Abstract
Protein secretion systems are complex molecular machineries that translocate proteins through the outer membrane and sometimes through multiple other barriers. They have evolved by co-option of components from other envelope-associated cellular machineries, making them sometimes difficult to identify and discriminate. Here, we describe how to identify protein secretion systems in bacterial genomes using the MacSyFinder program. This flexible computational tool uses the knowledge gathered from experimental studies to identify homologous systems in genome data. It can be used with a set of pre-defined MacSyFinder models—”TXSScan”, to identify all major secretion systems of diderm bacteria (i.e., with inner and LPS-containing outer membranes) as well as evolutionarily related cell appendages (pili and flagella). For this, it identifies and clusters co-localized genes encoding proteins of secretion systems using sequence similarity search with Hidden Markov Model (HMM) protein profiles. Finally, it checks if the clusters’ genetic content and genomic organization satisfy the constraints of the model. TXSScan models can be altered in the command line or customized to search for variants of known secretion systems. Models can also be built from scratch to identify novel systems.
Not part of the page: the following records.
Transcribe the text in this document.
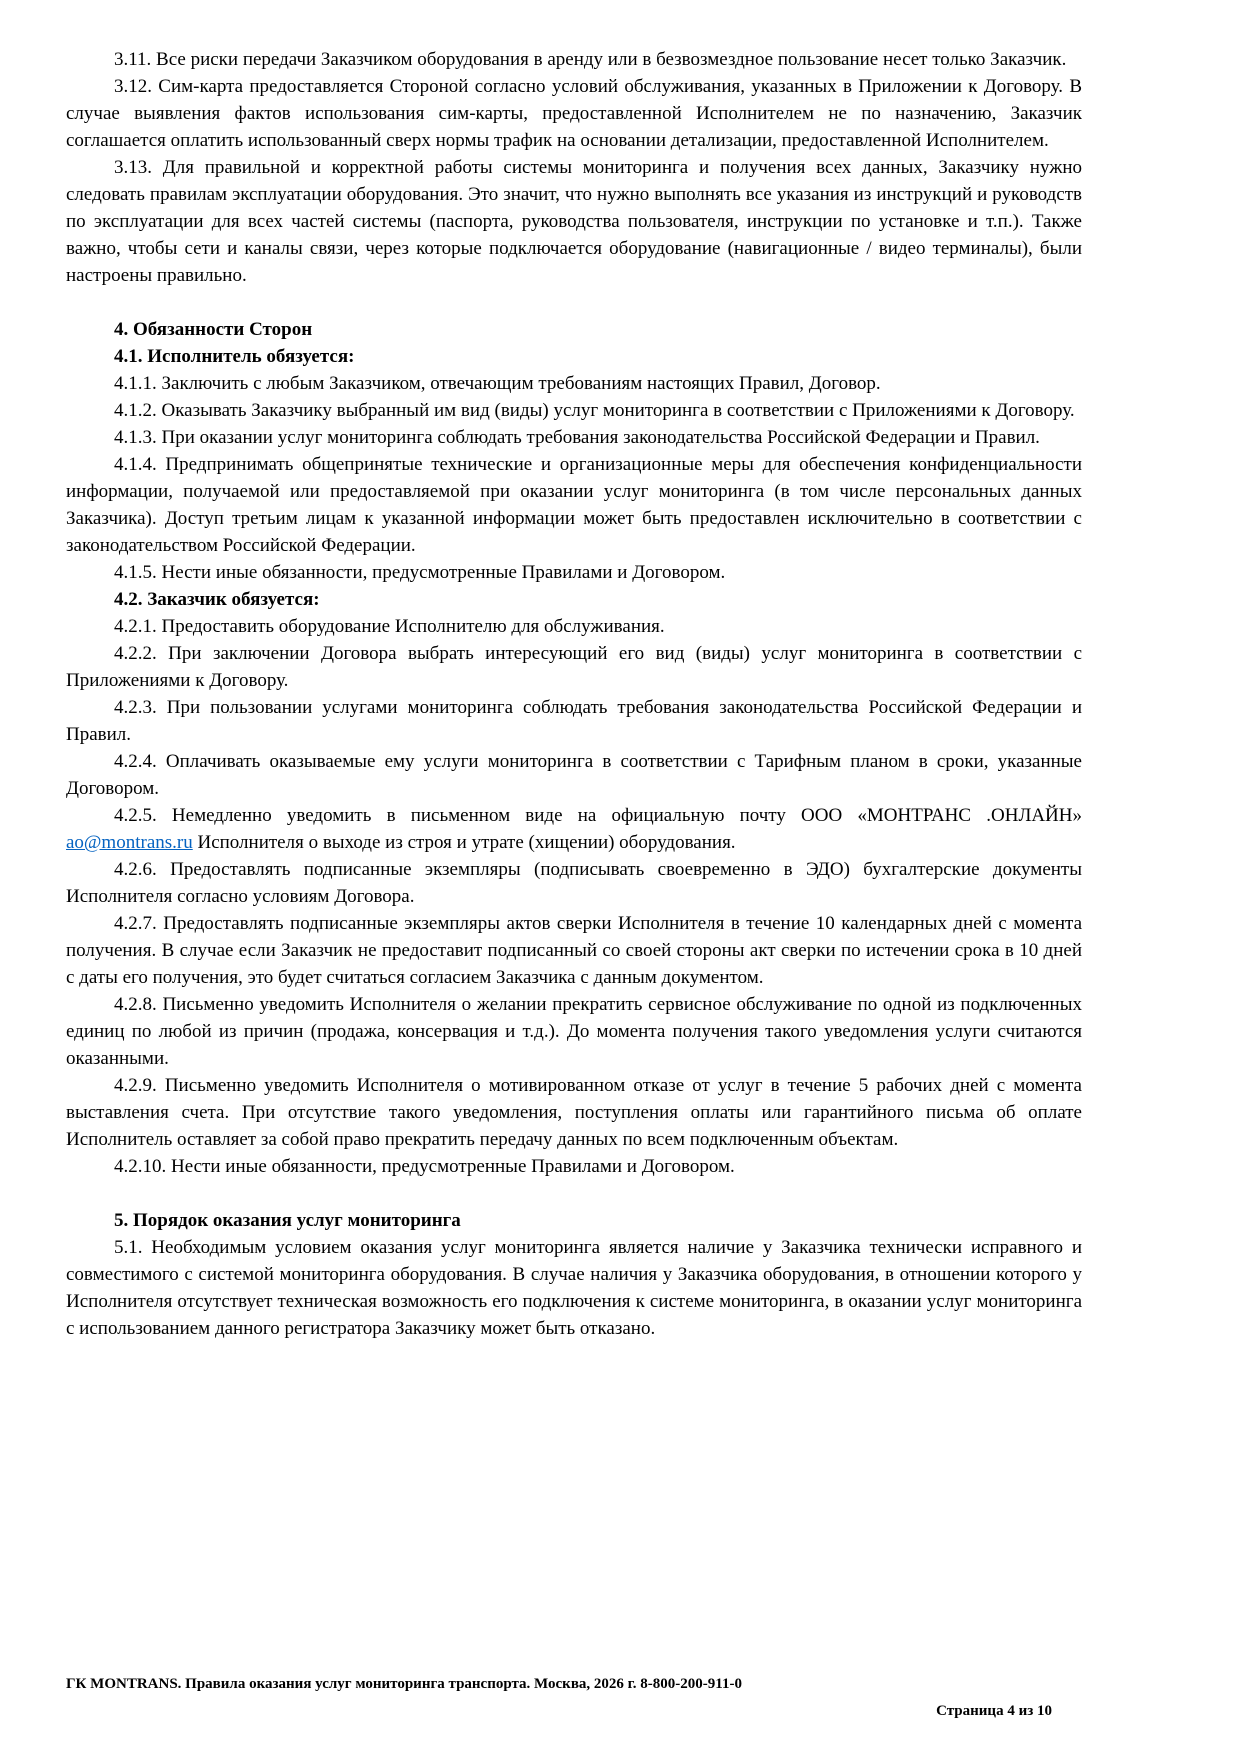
3.11. Все риски передачи Заказчиком оборудования в аренду или в безвозмездное пользование несет только Заказчик.

3.12. Сим-карта предоставляется Стороной согласно условий обслуживания, указанных в Приложении к Договору. В случае выявления фактов использования сим-карты, предоставленной Исполнителем не по назначению, Заказчик соглашается оплатить использованный сверх нормы трафик на основании детализации, предоставленной Исполнителем.

3.13. Для правильной и корректной работы системы мониторинга и получения всех данных, Заказчику нужно следовать правилам эксплуатации оборудования. Это значит, что нужно выполнять все указания из инструкций и руководств по эксплуатации для всех частей системы (паспорта, руководства пользователя, инструкции по установке и т.п.). Также важно, чтобы сети и каналы связи, через которые подключается оборудование (навигационные / видео терминалы), были настроены правильно.

4. Обязанности Сторон

4.1. Исполнитель обязуется:

4.1.1. Заключить с любым Заказчиком, отвечающим требованиям настоящих Правил, Договор.

4.1.2. Оказывать Заказчику выбранный им вид (виды) услуг мониторинга в соответствии с Приложениями к Договору.

4.1.3. При оказании услуг мониторинга соблюдать требования законодательства Российской Федерации и Правил.

4.1.4. Предпринимать общепринятые технические и организационные меры для обеспечения конфиденциальности информации, получаемой или предоставляемой при оказании услуг мониторинга (в том числе персональных данных Заказчика). Доступ третьим лицам к указанной информации может быть предоставлен исключительно в соответствии с законодательством Российской Федерации.

4.1.5. Нести иные обязанности, предусмотренные Правилами и Договором.

4.2. Заказчик обязуется:

4.2.1. Предоставить оборудование Исполнителю для обслуживания.

4.2.2. При заключении Договора выбрать интересующий его вид (виды) услуг мониторинга в соответствии с Приложениями к Договору.

4.2.3. При пользовании услугами мониторинга соблюдать требования законодательства Российской Федерации и Правил.

4.2.4. Оплачивать оказываемые ему услуги мониторинга в соответствии с Тарифным планом в сроки, указанные Договором.

4.2.5. Немедленно уведомить в письменном виде на официальную почту ООО «МОНТРАНС .ОНЛАЙН» ao@montrans.ru Исполнителя о выходе из строя и утрате (хищении) оборудования.

4.2.6. Предоставлять подписанные экземпляры (подписывать своевременно в ЭДО) бухгалтерские документы Исполнителя согласно условиям Договора.

4.2.7. Предоставлять подписанные экземпляры актов сверки Исполнителя в течение 10 календарных дней с момента получения. В случае если Заказчик не предоставит подписанный со своей стороны акт сверки по истечении срока в 10 дней с даты его получения, это будет считаться согласием Заказчика с данным документом.

4.2.8. Письменно уведомить Исполнителя о желании прекратить сервисное обслуживание по одной из подключенных единиц по любой из причин (продажа, консервация и т.д.). До момента получения такого уведомления услуги считаются оказанными.

4.2.9. Письменно уведомить Исполнителя о мотивированном отказе от услуг в течение 5 рабочих дней с момента выставления счета. При отсутствие такого уведомления, поступления оплаты или гарантийного письма об оплате Исполнитель оставляет за собой право прекратить передачу данных по всем подключенным объектам.

4.2.10. Нести иные обязанности, предусмотренные Правилами и Договором.

5. Порядок оказания услуг мониторинга

5.1. Необходимым условием оказания услуг мониторинга является наличие у Заказчика технически исправного и совместимого с системой мониторинга оборудования. В случае наличия у Заказчика оборудования, в отношении которого у Исполнителя отсутствует техническая возможность его подключения к системе мониторинга, в оказании услуг мониторинга с использованием данного регистратора Заказчику может быть отказано.

ГК MONTRANS. Правила оказания услуг мониторинга транспорта. Москва, 2026 г. 8-800-200-911-0
Страница 4 из 10
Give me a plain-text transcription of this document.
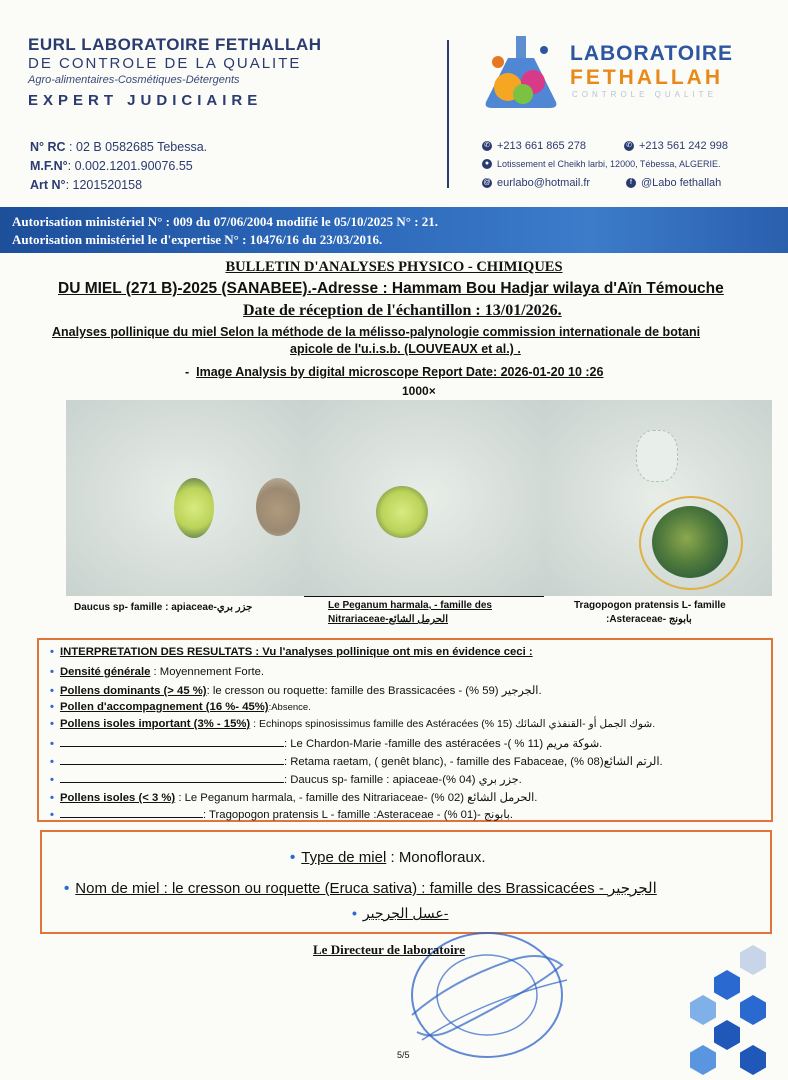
EURL LABORATOIRE FETHALLAH
DE CONTROLE DE LA QUALITE
Agro-alimentaires-Cosmétiques-Détergents
EXPERT JUDICIAIRE
N° RC : 02 B 0582685 Tebessa.
M.F.N°: 0.002.1201.90076.55
Art N°: 1201520158
LABORATOIRE
FETHALLAH
CONTROLE QUALITE
✆ +213 661 865 278	✆ +213 561 242 998
● Lotissement el Cheikh larbi, 12000, Tébessa, ALGERIE.
@ eurlabo@hotmail.fr	f @Labo fethallah
Autorisation ministériel N° : 009 du 07/06/2004 modifié le 05/10/2025 N° : 21.
Autorisation ministériel le d'expertise N° : 10476/16 du 23/03/2016.
BULLETIN D'ANALYSES PHYSICO - CHIMIQUES
DU MIEL (271 B)-2025 (SANABEE).-Adresse : Hammam Bou Hadjar wilaya d'Aïn Témouche
Date de réception de l'échantillon : 13/01/2026.
Analyses pollinique du miel Selon la méthode de la mélisso-palynologie commission internationale de botani
apicole de l'u.i.s.b. (LOUVEAUX et al.) .
- Image Analysis by digital microscope Report Date: 2026-01-20 10 :26
1000×
Daucus sp- famille : apiaceae-جزر بري	Le Peganum harmala, - famille des
Nitrariaceae-الحرمل الشائع
Tragopogon pratensis L- famille
:Asteraceae- بابونج
• INTERPRETATION DES RESULTATS : Vu l'analyses pollinique ont mis en évidence ceci :
• Densité générale : Moyennement Forte.
• Pollens dominants (> 45 %): le cresson ou roquette: famille des Brassicacées - الجرجير (59 %).
• Pollen d'accompagnement (16 %- 45%):Absence.
• Pollens isoles important (3% - 15%) : Echinops spinosissimus famille des Astéracées شوك الجمل أو -القنفذي الشائك (15 %).
•	: Le Chardon-Marie -famille des astéracées -شوكة مريم (11 % ).
•	: Retama raetam, ( genêt blanc), - famille des Fabaceae, الرتم الشائع(08 %).
•	: Daucus sp- famille : apiaceae-جزر بري (04 %).
• Pollens isoles (< 3 %) : Le Peganum harmala, - famille des Nitrariaceae- الحرمل الشائع (02 %).
•	: Tragopogon pratensis L - famille :Asteraceae - بابونج -(01 %).
• Type de miel : Monofloraux.
• Nom de miel : le cresson ou roquette (Eruca sativa) : famille des Brassicacées - الجرجير
• عسل الجرجير-
Le Directeur de laboratoire
5/5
In this chapter, we describe a complete pipeline of analysis, starting from i) the integration of information from a reference set of experimentally studied systems, ii) the identification of conserved proteins and the construction of their HMM protein profiles, iii) the definition and optimization of “macsy-models”, and iv) their use and online distribution as tools to search genomic data for secretion systems of interest. MacSyFinder is available here: https://github.com/gem-pasteur/macsyfinder, and MacSyFinder models here: https://github.com/macsy-models.
Competing Interest Statement
The authors have declared no competing interest.